Empezaré esta meditación con la fábula del pez en el estanque. Era un pez muy sagaz, atributo por el cual había logrado eludir la vara de los pescadores. Sabía detectar la voz humana y evitaba los anzuelos y las trampas. Desde su marjal podía contemplar la tierra que le rodeaba, veía la luz del sol en el día, y durante las noches disfrutaba de las estrellas y la luna.
El verde de las plantas alegraba el hábitat que compartía con una gran variedad de seres, unos semejantes y otros bien diferentes. Un día escuchó a los pescadores que terminaban su jornada con poco éxito. Desde afuera, dos voces cansadas daban por finalizada su labor del día:
- Ha sido un día terrible -decía uno de ellos-
- Estamos totalmente mojados, el agua nos ha arruinado completamente, y no hemos logrado nada -contestó el otro.
Y entonces el pez de nuestro relato se sorprendió. La conversación de los dos hombres le había dejado dos cosas nuevas por investigar, dos cosas que no conocía, que no había experimentado hasta entonces. Esa noche no pudo dormir dándole vueltas en su cabeza a lo que para él fueron nuevas incógnitas, cosas que los hombres parecían conocer muy bien.
Los días siguientes no fueron menos desesperados, ese acicate interno que le mortificaba le llevó a renunciar incluso a la comida por querer despejar esos interrogantes que para él eran novedosos y aparentemente indescifrables. Finalmente se ideó un plan que le ayudaría a despejar su curiosidad: "cuando lleguen de nuevo los pescadores, morderé el anzuelo", se dijo.
Por supuesto, los pescadores llegaron y el pez murió ensartado como había ocurrido con tantos otros. ¿Por qué se arriesgó aquel pez hasta perder su vida?

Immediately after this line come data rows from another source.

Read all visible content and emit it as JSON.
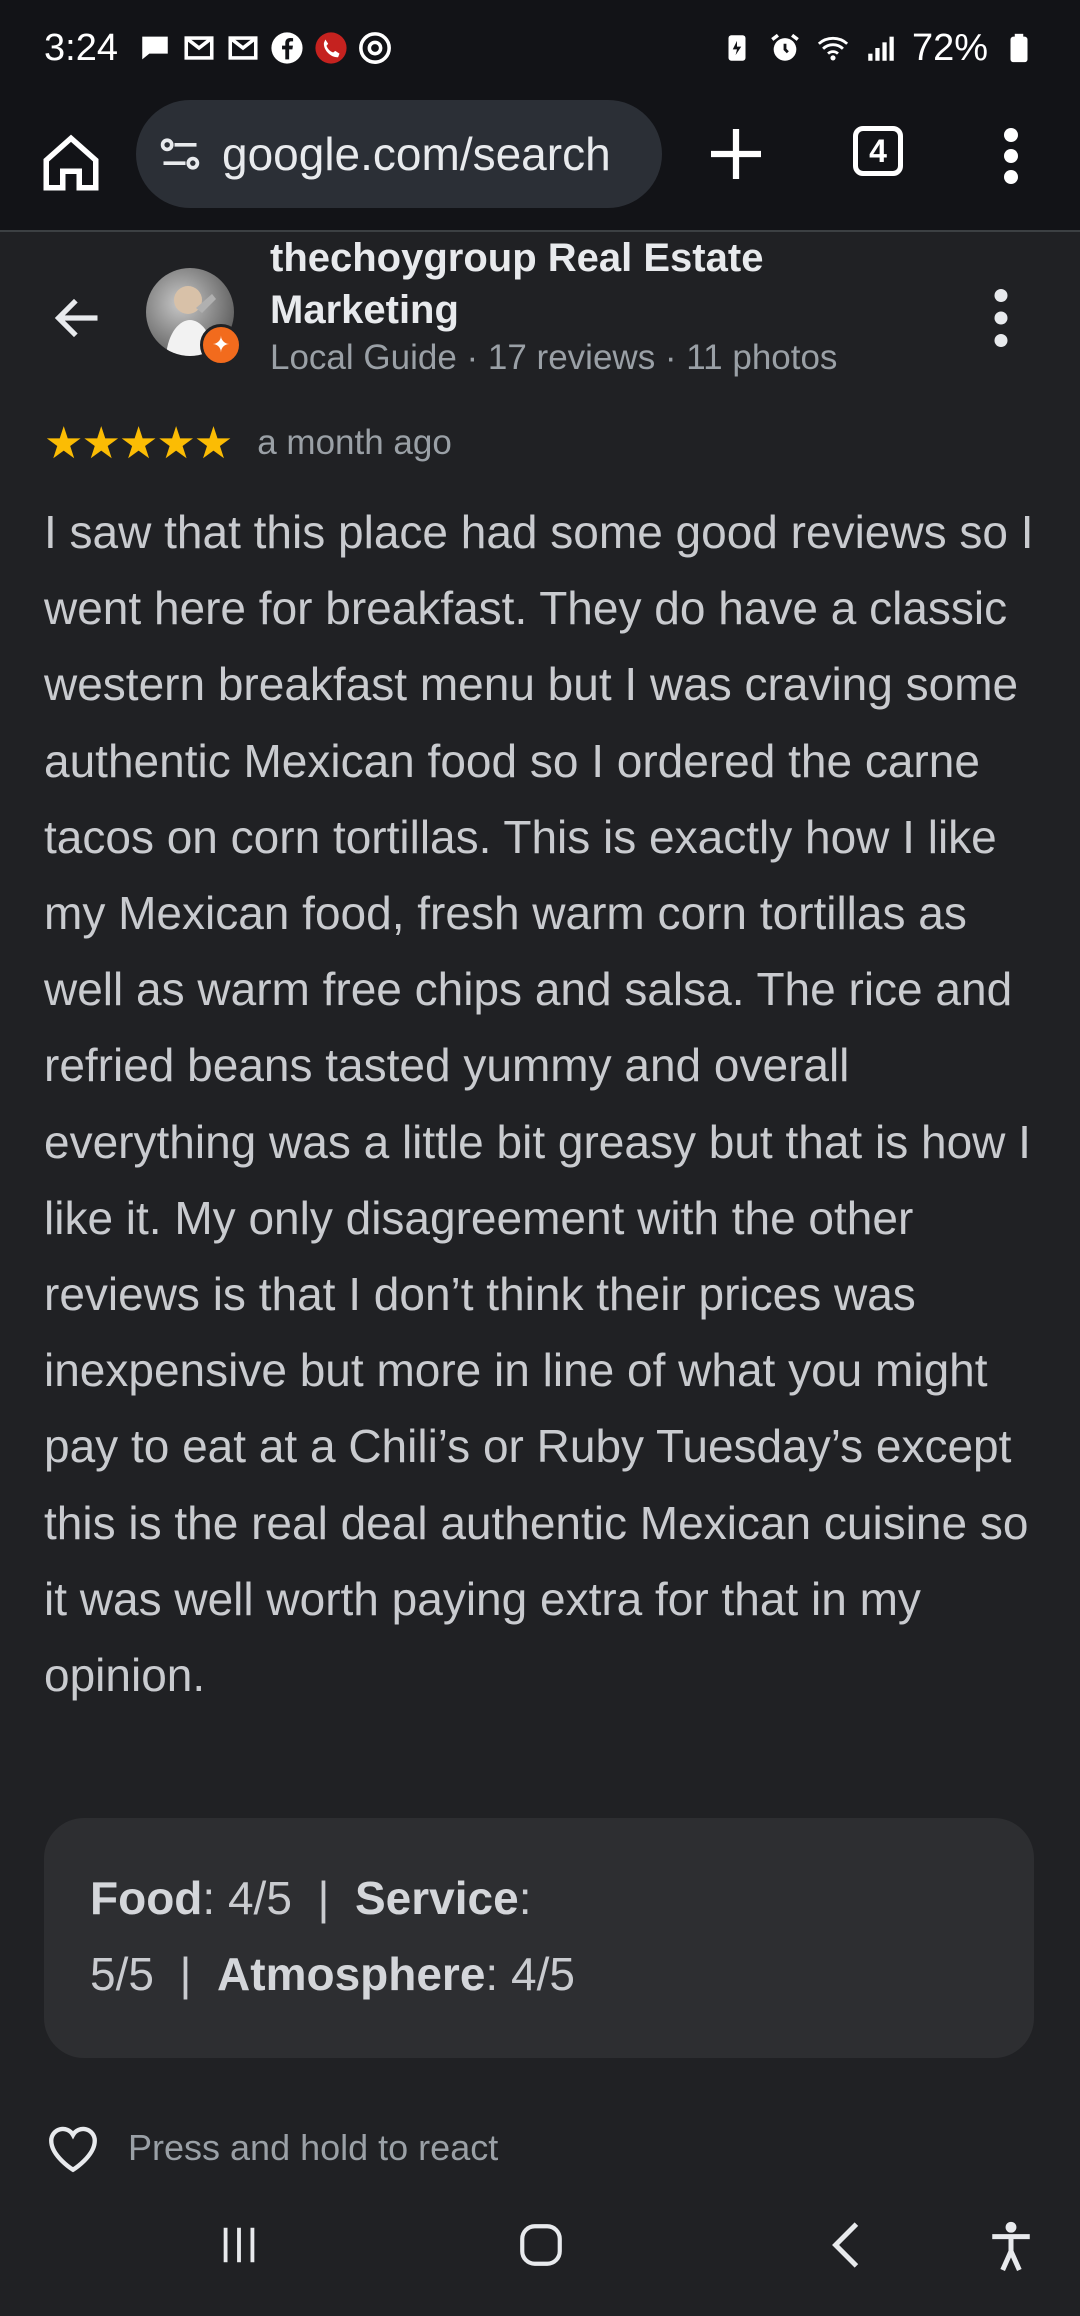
{
  "status_bar": {
    "time": "3:24",
    "battery": "72%"
  },
  "browser": {
    "url": "google.com/search",
    "tab_count": "4"
  },
  "reviewer": {
    "name": "thechoygroup Real Estate Marketing",
    "meta": "Local Guide · 17 reviews · 11 photos"
  },
  "review": {
    "stars": "★★★★★",
    "rating_value": 5,
    "time_ago": "a month ago",
    "text": "I saw that this place had some good reviews so I went here for breakfast. They do have a classic western breakfast menu but I was craving some authentic Mexican food so I ordered the carne tacos on corn tortillas. This is exactly how I like my Mexican food, fresh warm corn tortillas as well as warm free chips and salsa. The rice and refried beans tasted yummy and overall everything was a little bit greasy but that is how I like it. My only disagreement with the other reviews is that I don’t think their prices was inexpensive but more in line of what you might pay to eat at a Chili’s or Ruby Tuesday’s except this is the real deal authentic Mexican cuisine so it was well worth paying extra for that in my opinion."
  },
  "scores": {
    "food_label": "Food",
    "food_value": ": 4/5",
    "sep1": "  |  ",
    "service_label": "Service",
    "service_value": ": 5/5",
    "sep2": "  |  ",
    "atmosphere_label": "Atmosphere",
    "atmosphere_value": ": 4/5"
  },
  "react": {
    "label": "Press and hold to react"
  },
  "icons": {
    "accent_star": "#fbbc04",
    "badge_color": "#f26b1d"
  }
}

Pues bien, esa sagaz criatura no sabía qué era eso de "estar mojado", y no conocía el agua. Le intrigó saber que los pescadores se sentían mojados, él no podía comprender aquella experiencia, y nunca, además, había visto el agua. ¿Qué misteriosa sustancia sería aquella que podía mojar a los pescadores y que estaba fuera del alcance de su vista?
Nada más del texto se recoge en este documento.